I am in Israel with a group of Episcopal clergy plus one Episcopal layperson, led by a Roman Catholic nun named Sister Ruth Lautt.  We will be learning about issues of peace between Israelis and Palestinians while we are here, but I won’t be blogging about those things until after the trip is over, by agreement with the other trip participants.  Just a few general observations as we begin our first full day in Jerusalem.
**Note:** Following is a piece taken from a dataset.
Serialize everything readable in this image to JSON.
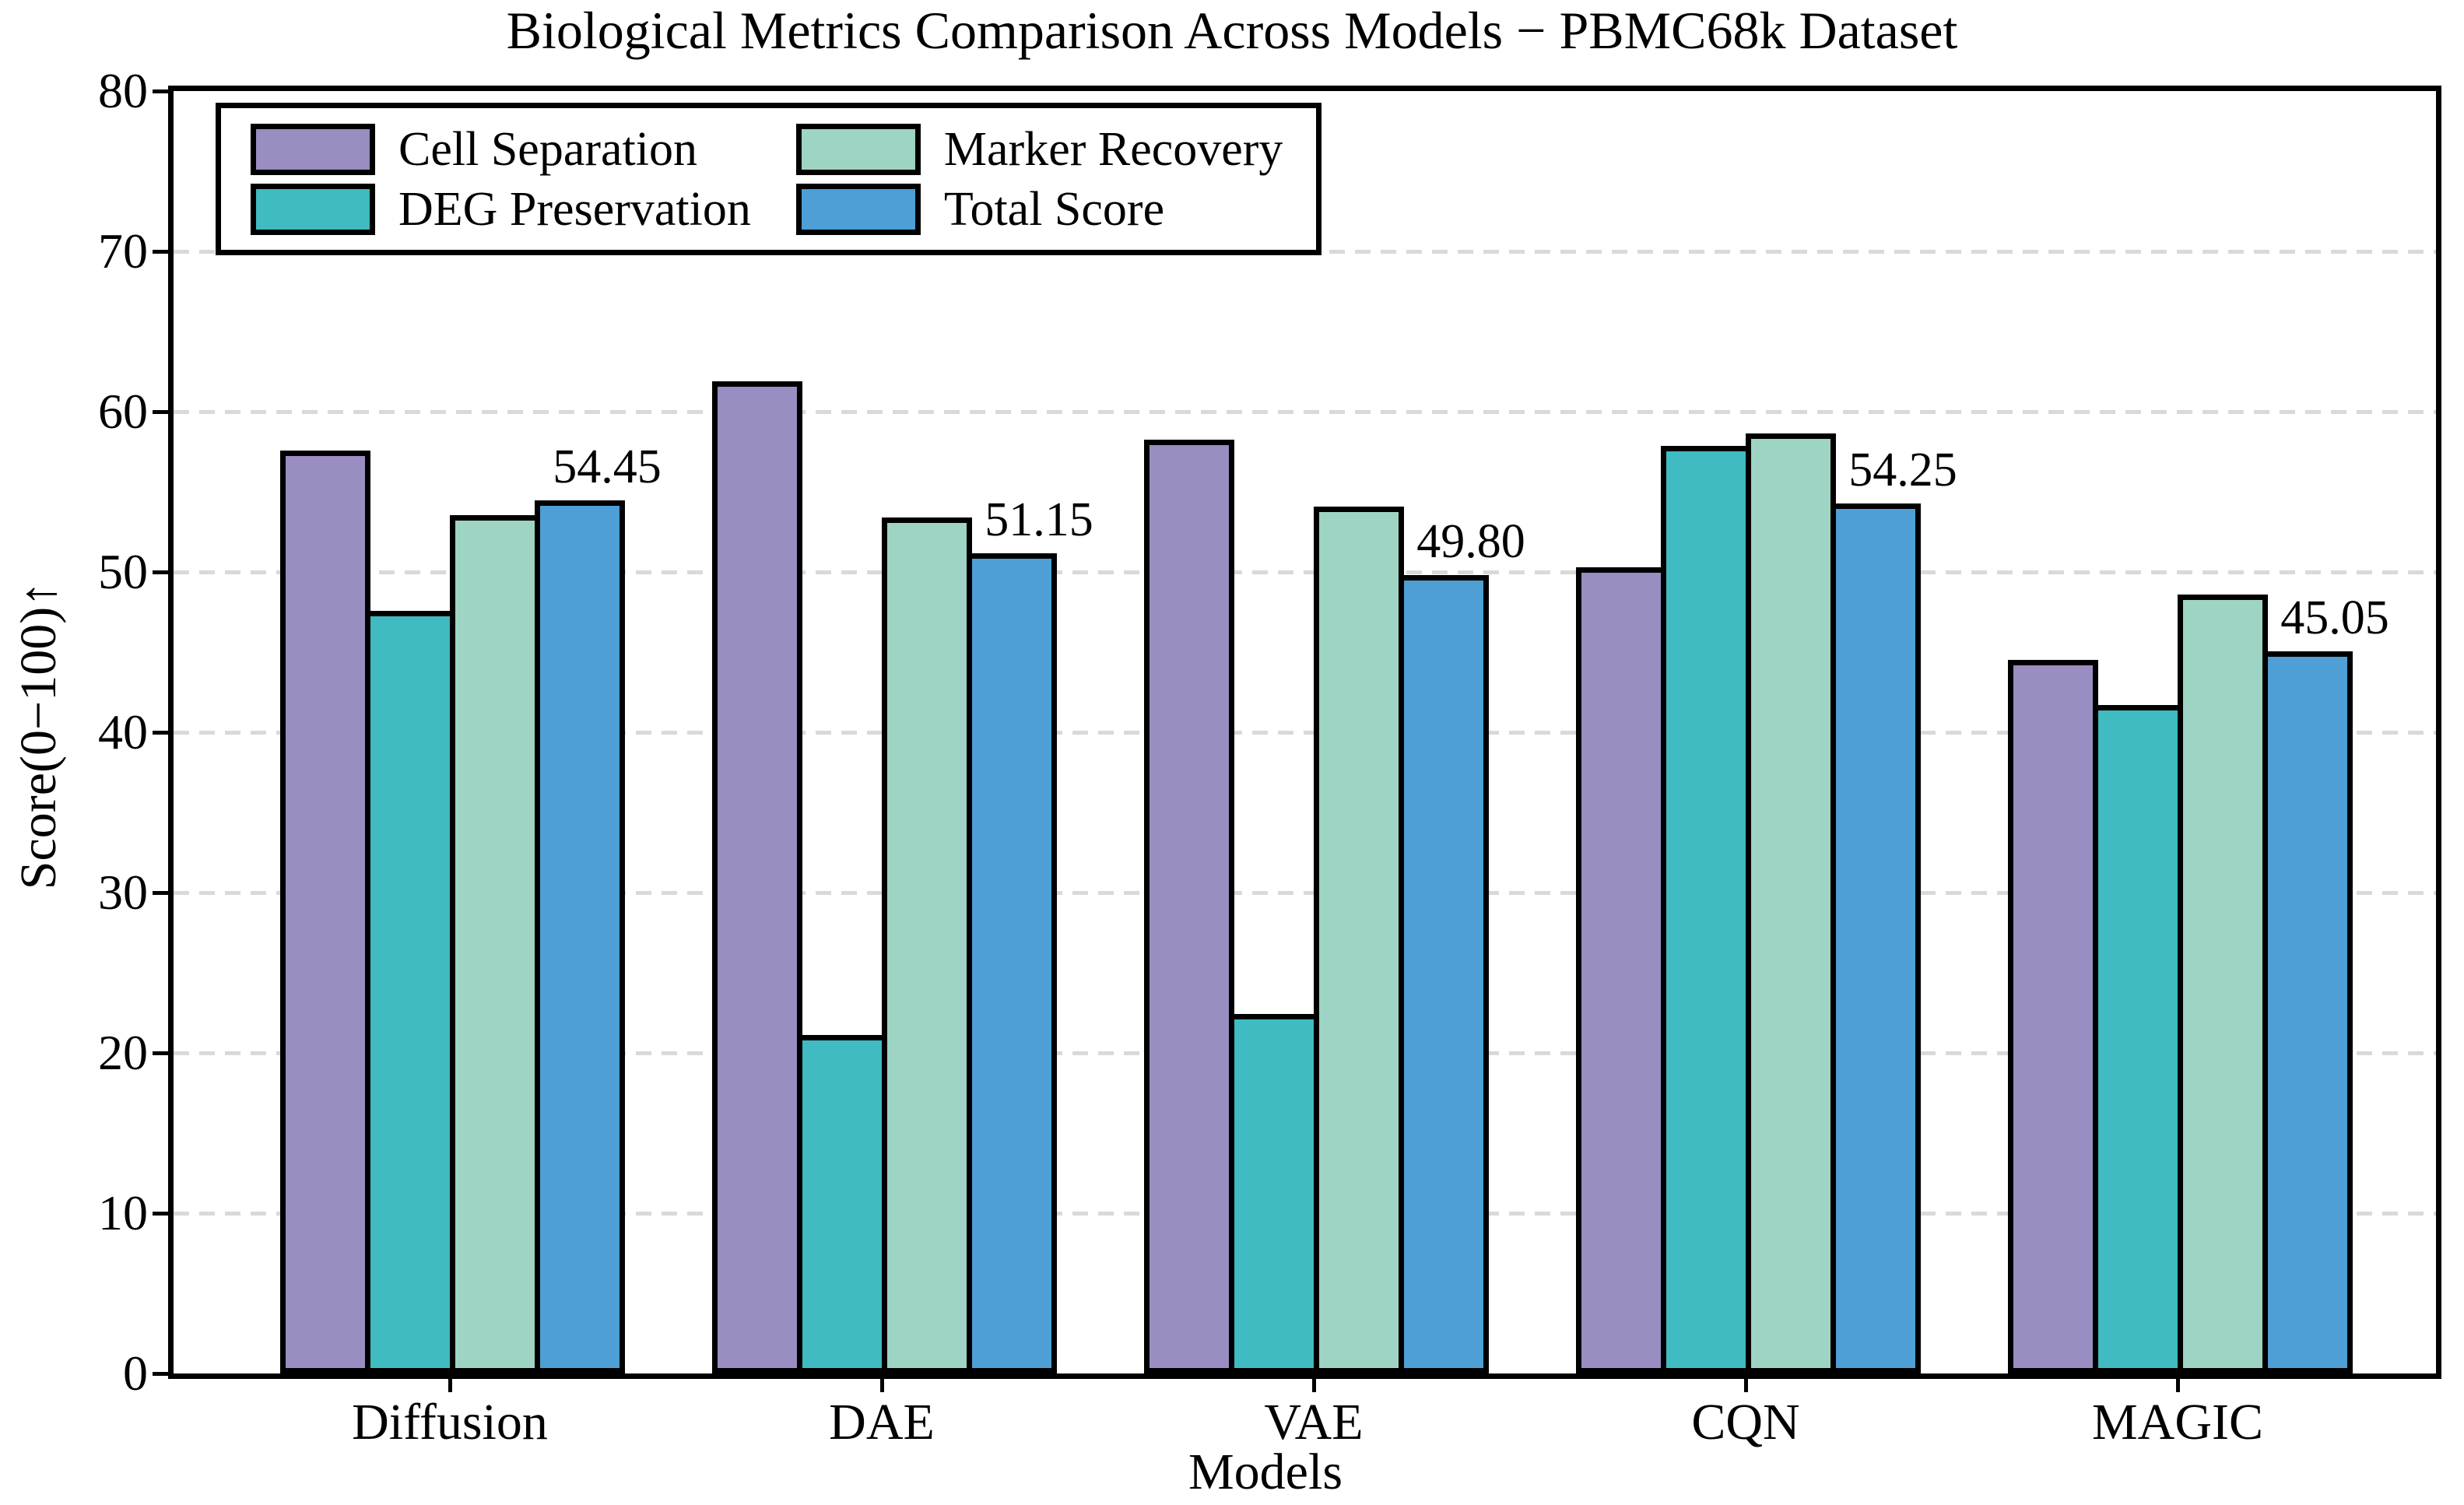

DSC00142Jerusalem is, famously, a city on a hill.  Driving into Jerusalem from the Tel Aviv airport yesterday was impressive, as we gradually ascended from sea level up the rocky slopes to Jerusalem.  We drove through the kind of desert familiar to an Arizonan like me – a green and rocky desert – through a very modern traffic jam.  I imagined centuries of pilgrims doing the same journey, on bare feet and in chariots and in automobiles.  I heard in my mind the voices of all those pilgrims singing the songs of ascent, such as the one we read in the bus as we climbed – Psalm 122:

1 I was glad when they said to me, *
“Let us go to the house of the LORD.”
2 Now our feet are standing *
within your gates, O Jerusalem.
3 Jerusalem is built as a city *
that is at unity with itself;
4 To which the tribes go up,
the tribes of the LORD, *
the assembly of Israel,
to praise the Name of the LORD.
5 For there are the thrones of judgment, *
the thrones of the house of David.
6 Pray for the peace of Jerusalem: *
“May they prosper who love you.
7 Peace be within your walls *
and quietness within your towers.
8 For my brethren and companions’ sake, *
I pray for your prosperity.
9 Because of the house of the LORD our God, *
I will seek to do you good.”

I imagined Jesus and his parents ascending to Jerusalem three times a year for the great festivals, singing that same song.  I imagined Jesus and his disciples, later, ascending to Jerusalem praying for its peace, Jesus knowing the turmoil that awaited him there.  I prayed for the peace of Jerusalem and for all the people who gather there to worship and to live.

More later.  Blessings – and pray for peace in this city and this world.